Dans la littérature belge récente (2007/2)

  • DE HERT, P. (ed.), MEERSCHAUT, K. (ed.), Scheiding van Kerk en Staat of actief pluralisme?, Gand, Intersentia, 2007, 290 pp.
  • LEROY, M., « L’Etat belge, Etat laïc », En hommage à Francis Delpérée : itinéraires d’un constitutionnaliste, Bruxelles, Bruylant, 2007, pp. 833-847.
  • ROSOUX, R., « Les exonérations fiscales (impôts directs) prévues en faveur des cultes et de la morale laïque », Revue trimestrielle de la fiscalité belge, 2007, 8, 162-197.
  • SAGESSER, C., Le temporel des cultes depuis sa régionalisation, Bruxelles, Crisp, 2007 n°1968, 50 pp.
  • Recht, Religie, Samenleving : une nouvelle revue juridique néerlandophone, chez l’éditeur Larcier, dirigée par Frank Judo et Kurt Martens.
  • Revue de droit de l’ULB, 2007, vol. 35, Numéro thématique Les propos qui heurtent, choquent ou inquiètent, introduit par B. Frydman, avec notamment une contribution de Paul Martens, « Réflexions juridiques sur l’actualité du blasphème ».
  • VERLINDEN, V., OVERBEEKE, A., « Het Vlaams Erendienstendecreet : overlegd of opgelegd ? », Tijdschrift voor Wetgeving, 2007, n°4, pp. 386-401.



Une objection de conscience fiscale

Une proposition de loi n° 258, déposée en octobre 2007 par la Sénatrice I. Durant et al. (Ecolo) vise à reconnaître les objections de conscience à l’égard de l’affectation d’une partie de l’impôt à des fins militaires et créant un Fonds fiscal pour la paix. Selon l’exposé des motifs, « Il n’y a en effet aucune différence, du point de vue de la conscience, entre tenir soi-même l’arme et payer d’autres personnes pour tirer à sa place. Moralement, il est tout aussi grave de financer la violence mortelle commise par d’autres que d’accomplir soi-même des actes de violence mortelle. Le contribuable se sent en réalité directement responsable du fait qu’une partie de ses impôts sera affectée à des dépenses militaires.
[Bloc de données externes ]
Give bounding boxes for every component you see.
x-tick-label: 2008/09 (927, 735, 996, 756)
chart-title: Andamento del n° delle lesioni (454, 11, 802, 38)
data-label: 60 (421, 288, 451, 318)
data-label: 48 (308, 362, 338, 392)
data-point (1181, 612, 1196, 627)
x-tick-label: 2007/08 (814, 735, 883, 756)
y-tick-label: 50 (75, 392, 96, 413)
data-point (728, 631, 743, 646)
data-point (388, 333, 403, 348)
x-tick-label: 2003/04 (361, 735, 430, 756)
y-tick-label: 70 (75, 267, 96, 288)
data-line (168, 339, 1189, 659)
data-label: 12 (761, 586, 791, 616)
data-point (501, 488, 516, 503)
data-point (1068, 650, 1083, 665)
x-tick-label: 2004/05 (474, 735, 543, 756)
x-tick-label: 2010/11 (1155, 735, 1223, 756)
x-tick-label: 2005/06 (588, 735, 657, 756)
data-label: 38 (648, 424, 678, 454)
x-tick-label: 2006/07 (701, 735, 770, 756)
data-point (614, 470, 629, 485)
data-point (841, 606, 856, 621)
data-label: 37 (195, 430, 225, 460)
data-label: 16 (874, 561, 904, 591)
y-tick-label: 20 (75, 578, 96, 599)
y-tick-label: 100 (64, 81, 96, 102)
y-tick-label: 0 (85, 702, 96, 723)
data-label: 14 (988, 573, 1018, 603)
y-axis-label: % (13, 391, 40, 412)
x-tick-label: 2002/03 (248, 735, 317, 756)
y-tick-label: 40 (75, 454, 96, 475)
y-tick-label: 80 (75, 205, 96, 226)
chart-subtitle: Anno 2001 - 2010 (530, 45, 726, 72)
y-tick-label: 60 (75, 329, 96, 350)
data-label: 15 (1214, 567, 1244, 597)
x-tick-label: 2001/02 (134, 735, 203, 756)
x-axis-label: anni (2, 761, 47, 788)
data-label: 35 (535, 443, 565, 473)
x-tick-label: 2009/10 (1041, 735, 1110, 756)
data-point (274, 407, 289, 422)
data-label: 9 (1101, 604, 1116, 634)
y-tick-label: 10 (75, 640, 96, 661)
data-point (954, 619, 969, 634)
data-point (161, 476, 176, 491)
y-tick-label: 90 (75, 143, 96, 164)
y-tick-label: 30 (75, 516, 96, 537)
Les objections de conscience peuvent apparaître dans tous les cas où il existe une responsabilité propre, donc aussi en cas d’intervention indirecte ».

La jurisprudence internationale n’a jamais donné suite jusqu’à présent aux requêtes en exception de conscience fiscale. « L’argent n’a pas d’odeur » dit l’adage. Le droit quant à lui rappellera le principe de l’universalité de l’impôt. On comprendra évidemment la réticence psychologique de tout contribuable face à diverses dépenses publiques : qu’il suffise d’évoquer le financement de certaines interventions médicales éthiquement controversées ou dans un autre domaine, le financement public des cultes. La démultiplication des exceptions fiscales, psychologiquement légitime, remettrait en cause le fonctionnement classique de tous les budgets publics. A moins de pistes nouvelles … précisément à construire au regard des exigences de la raison collective des Etats modernes.